Local Treasures

(3) The Onibaba Legend of Adachigahara

Yeast “In Nihonmatsu there exists a frightening, 1,300 year-old legend. Kimoto, here we are at Kanzeji temple in Adachigahara, famous for the legend of the goblin Onibaba. Huge rocks are lying about, creating just the right atmosphere for the dwelling of Onibaba.”
Kimoto “The legend goes as follows. Long ago, when the sun was about to set, a traveling priest requested to be allowed to stay in a cave for lodging. An old woman lived there, who told him she needed to go outside to get more firewood for the evening meal. She warned the priest that under no condition was he allowed to peep into the back room of the cave. That warning in fact made the priest all the more curious. He stealthily looked into the back room and saw a mountain of human bones piled up inside...”
Yeast (shivering) “Terrible!”
Kimoto “Realizing that this was the abode of the monster Onibaba, the priest ran away as fast as he could. After a while the old woman returned to the cave and realized immediately what had happened. Her looks changed into that of the fearsome Onibaba goblin and she gave chase at a furious speed.”
Yeast “Then there was no hope left for the priest!”
Kimoto “The priest pulled out a statue of the Bodhisattva Kannon and started to desperately chant a sutra. As he did so, the Kannon statue flew up into the sky and shot a golden arrow at Onibaba. The goblin was killed. Later it was able to find peace thanks to the guidance of the Buddha.”
Yeast “That was a narrow escape!”
Kimoto “The priest buried Onibaba at the bank of the river Abukuma. On that spot, at the foot of an old pine tree, still stands a marker ‘Kurozuka’ (Black Mound).”
Yeast “That ‘Black Mound’ also appears in a waka poem by Kanemori Taira (d. 991):
Is it really true as they say,
that in the Black Mound of Adachigahara
a goblin lurks?
Kimoto “You’ve done a lot of research! Do you know the sad story about why the old woman became a goblin?”
Yeast “No, let me hear it.”
Kimoto “In the past, there was a woman called Iwate who served as wet nurse in an aristocratic mansion in Kyoto. However, the young lady whom she cherished had an incurable illness since birth and was unable to speak. Iwate wanted to save the young lady, and believed the words of a fortune-teller who said that the liver from the fetus in the womb of a pregnant woman would be effective against the disease. So she set out on a trip to far-away Mutsu province in Northeastern Japan in order to get that ‘medicine,’ and left her own daughter who had just been born behind.”

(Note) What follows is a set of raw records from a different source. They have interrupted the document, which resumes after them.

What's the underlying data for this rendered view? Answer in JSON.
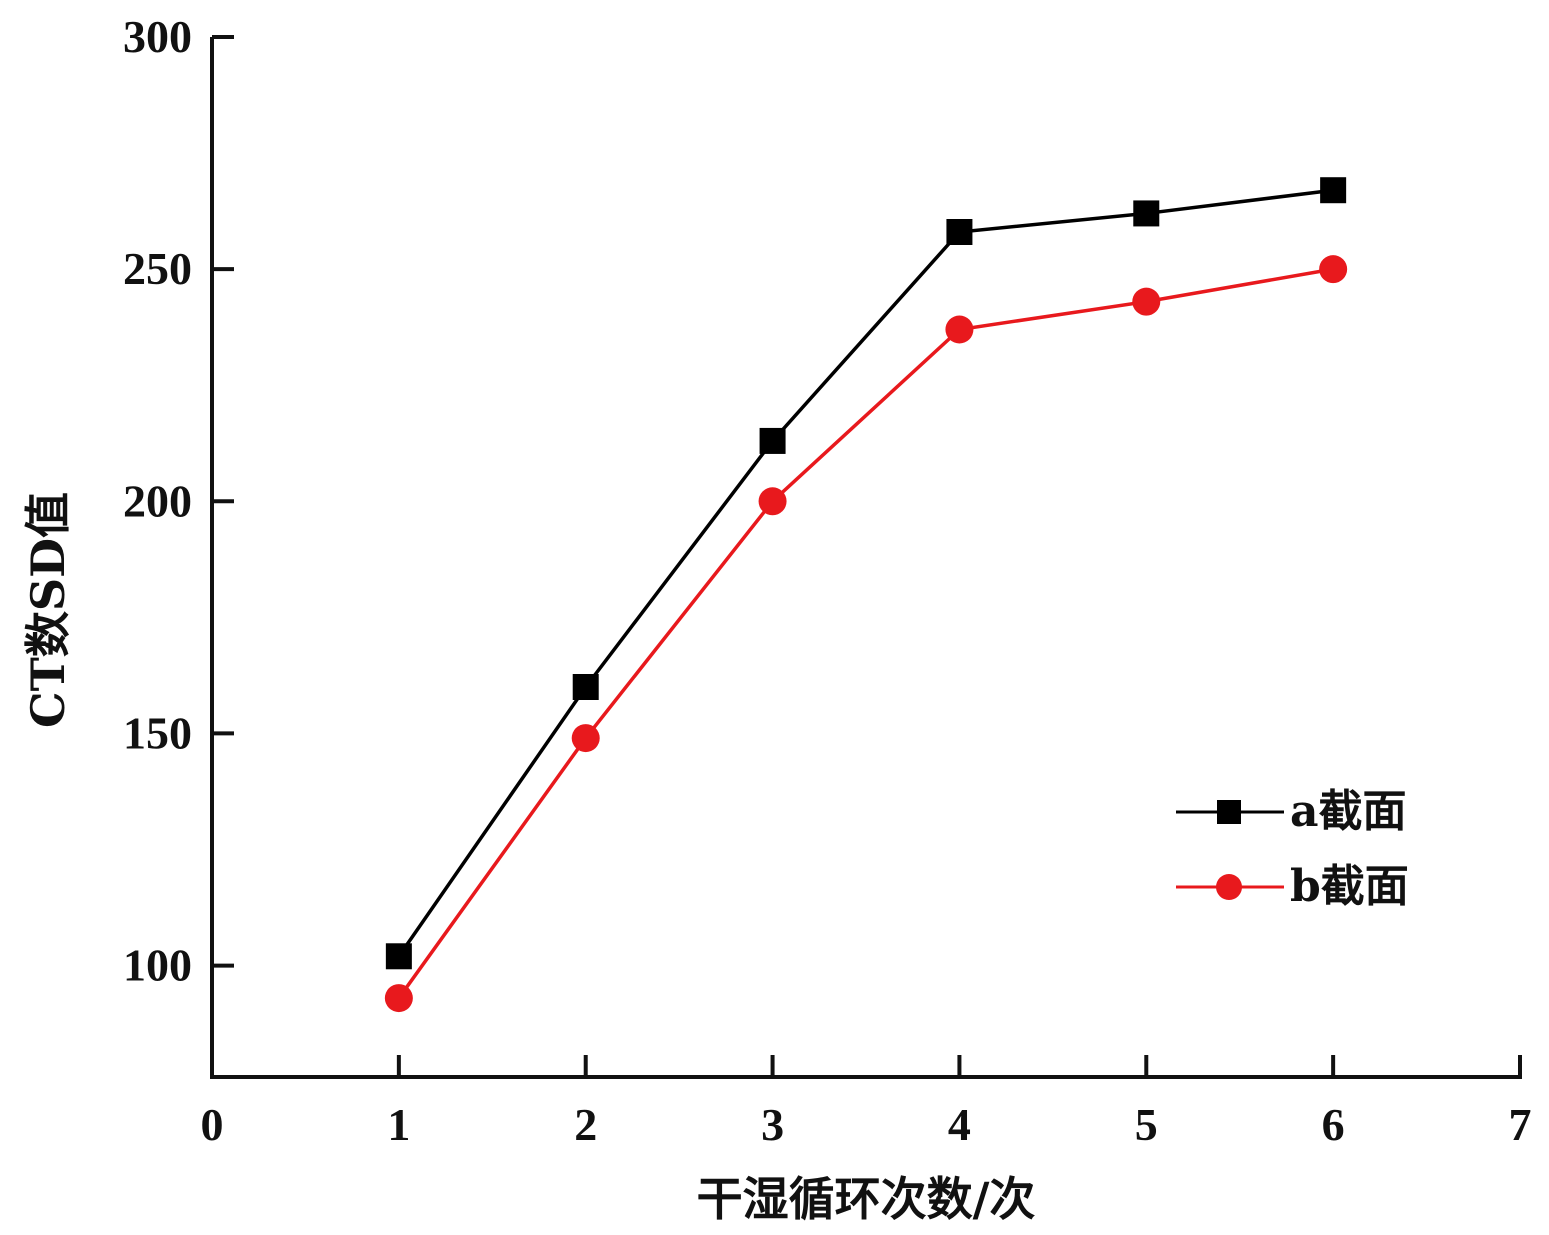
{
  "chart_data": {
    "type": "line",
    "xlabel": "干湿循环次数/次",
    "ylabel": "CT数SD值",
    "xlim": [
      0,
      7
    ],
    "ylim": [
      76,
      300
    ],
    "x_ticks": [
      0,
      1,
      2,
      3,
      4,
      5,
      6,
      7
    ],
    "y_ticks": [
      100,
      150,
      200,
      250,
      300
    ],
    "x_tick_labels": [
      "0",
      "1",
      "2",
      "3",
      "4",
      "5",
      "6",
      "7"
    ],
    "y_tick_labels": [
      "100",
      "150",
      "200",
      "250",
      "300"
    ],
    "x": [
      1,
      2,
      3,
      4,
      5,
      6
    ],
    "series": [
      {
        "name": "a截面",
        "values": [
          102,
          160,
          213,
          258,
          262,
          267
        ],
        "color": "#000000",
        "marker": "square"
      },
      {
        "name": "b截面",
        "values": [
          93,
          149,
          200,
          237,
          243,
          250
        ],
        "color": "#e8191d",
        "marker": "circle"
      }
    ],
    "grid": false,
    "legend_position": "right-middle"
  }
}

Yeast “I don’t believe such ‘medicine’ could work!”
Kimoto “After long years, one evening, a young couple who had lost their way, requested lodging inside the cave. The young woman was pregnant, and just at that moment, started going into labor. The husband went out to buy some medicine. It was the perfect opportunity. Iwate took out a large kitchen knife and assaulted the young woman, cutting the liver out of the fetus.”
Yeast “What a terrible crime!”
Kimoto “However, at that same moment, Iwate caught sight of the protective charm that the young woman had on her. The woman Iwate had just killed was none other than her very own daughter she had left behind in Kyoto! This was such a huge shock that Iwate became mentally unhinged, and turned into the Onibaba goblin who from then on lay in wait to assault travelers.”
Yeast “What a terrible and pitiful legend this is. The story forms the basis for the Noh play ‘Kurozuka,’ and also for the Kabuki and Bunraku plays ‘Adachigahara.’ The shocking scene has also been depicted in ukiyo-e prints.”
Kimoto “The bizarre story has inspired various writers as well. The rock cave in Kanzeji temple in fact looks quite frightful!”
Yeast “But the Onibaba mascot ‘Bappy-chan’ is real cute!”
Kimoto “Nihonmatsu is rich in old and new legends.”